The specific role of a Scrum Master is to manage the team. They help to identify and eliminate any blockers that may hinder progress, and ensure that everyone is on the same page for the most critical tasks of the day.
If you’d like to know more about what it takes to be a Scrum Master, take a look here.
What makes a good Scrum Master?
Being an effective Scrum Master is about recognizing the difference between leading and listening.
Business writers love to use analogies to define the role; the Scrum Master is the Head Chef, who oversees the creation of diverse dishes with a firm hand; or, more often, the Scrum Master is the Conductor who ensures that their orchestra is able to perfectly harmonize. The issue with these comparisons is that they put too much emphasis on authority, and not enough on the Scrum Master’s role of enabling communication.
I’ll give you an example of this, since it’s by far the most important lesson I’ve learned since assuming the role.
When I first began as Scrum Master, our daily stand-up meetings were little more than a formality. Instead of an attentive team captain making sure everyone was on the same page for the day ahead, I more closely resembled Ferris Bueller’s teacher, half-heartedly going through the motions for my disinterested class.
This was a wasted opportunity. After amending our approach to these meetings, they have become a much more productive use of time.
Rather than simply demanding:
Tom, what are you doing today?
I create a conversation, by asking:
Tom, what are you doing today? Do you need input from any of us to complete that? Is there anything you are worried about getting out for the end of the sprint? Why?
Now, instead of simply running over the positives, we use the daily stand-ups to attack the potential negatives. The result is a more cohesive Scrum team, with each member tuned into to the requirements and expectations of the others. Now, if someone is blocked or concerned by something, it gets flagged up immediately instead of one week later during the retrospective of a disappointing sprint.

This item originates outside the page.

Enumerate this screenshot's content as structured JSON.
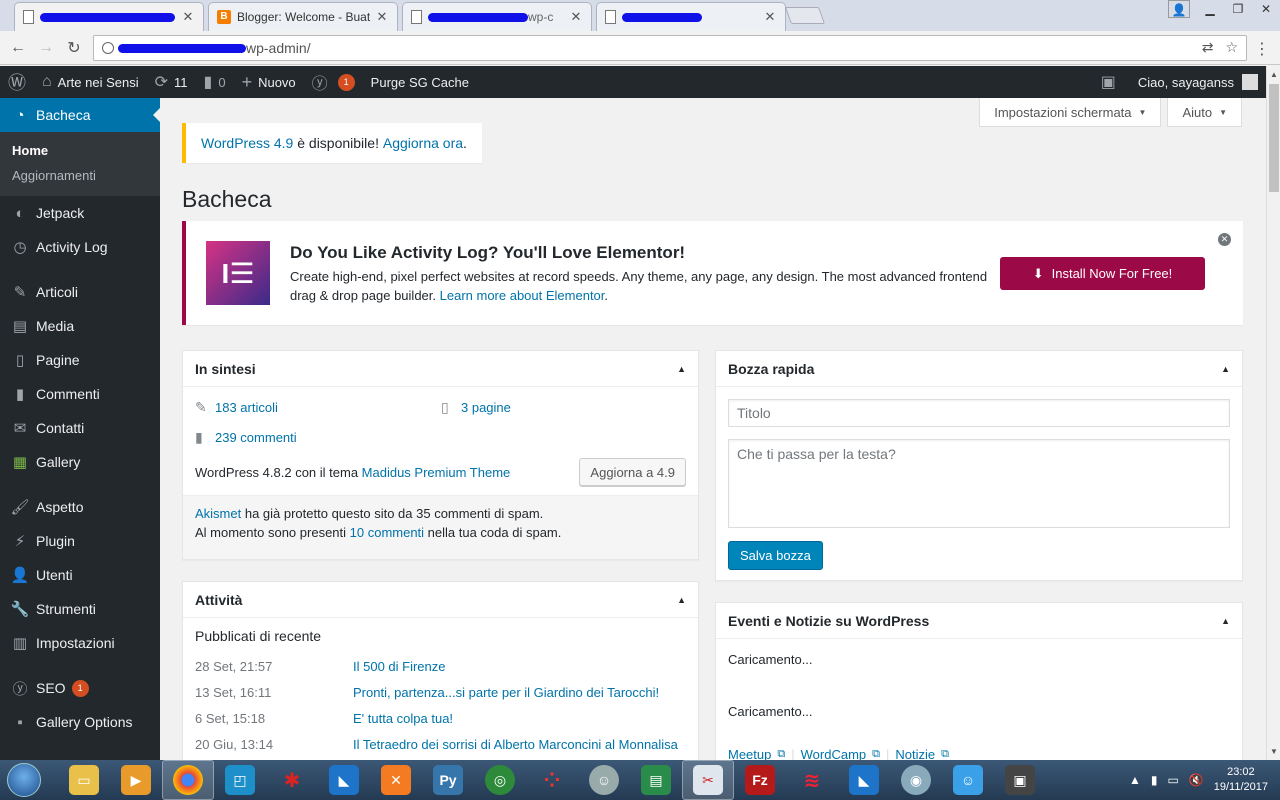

Making the most of tracking tools
Another practice which really helps to unify the Scrum Team’s efforts is to use your issue tracking software to its fullest extent. We use Jira, which allows us to plan and track every task of the sprint with an easy-to-understand interface. The ability for any team member to get a comprehensive understanding of the Scrum Team’s progress at a glance is invaluable, but there are ways for the Scrum Master to utilize issue tracking software even further.
At the start of every sprint, I take 15 minutes to study Jira and identify the longest, most complex tasks that require input from multiple team members. I then list these in a short summary email for the Scrum Team, which ensures that everyone is aware of which tasks should be prioritized or given special attention.

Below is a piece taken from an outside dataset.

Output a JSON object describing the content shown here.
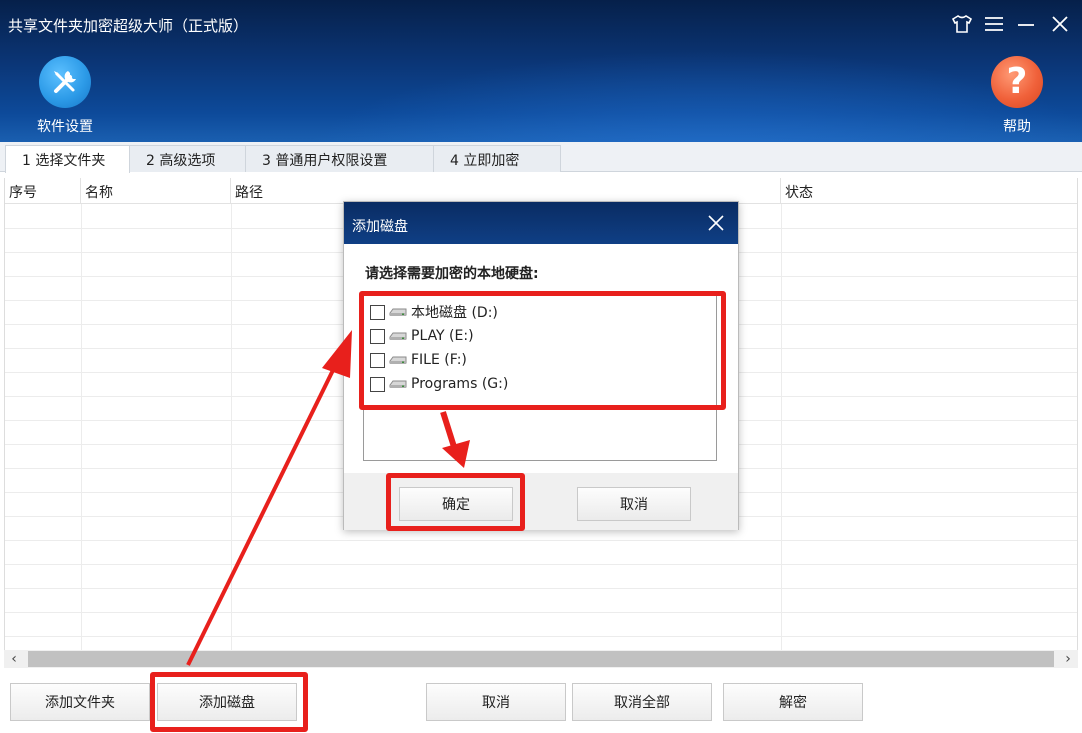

Jira also presents data about current and past sprints in a number of interesting graphs and charts. I’ve found the most useful one to be the Burndown Chart, which plots the progress of your current sprint against a projected ideal. It’s a fantastic way to visualize your Scrum Team’s journey through its task completion, and to recognize underperformance early enough in the sprint to effectively troubleshoot it.
If I were to extract only one piece of advice from all of my experiences as a fledgling Scrum Master - or Scrum Apprentice - it would be to talk to your team. This might sound obvious, but try really talking to them; there shouldn’t be a single issue you tackle in your role without first considering their input.
Communication is a two-way street, which makes the role just as much about listening as it is about talking.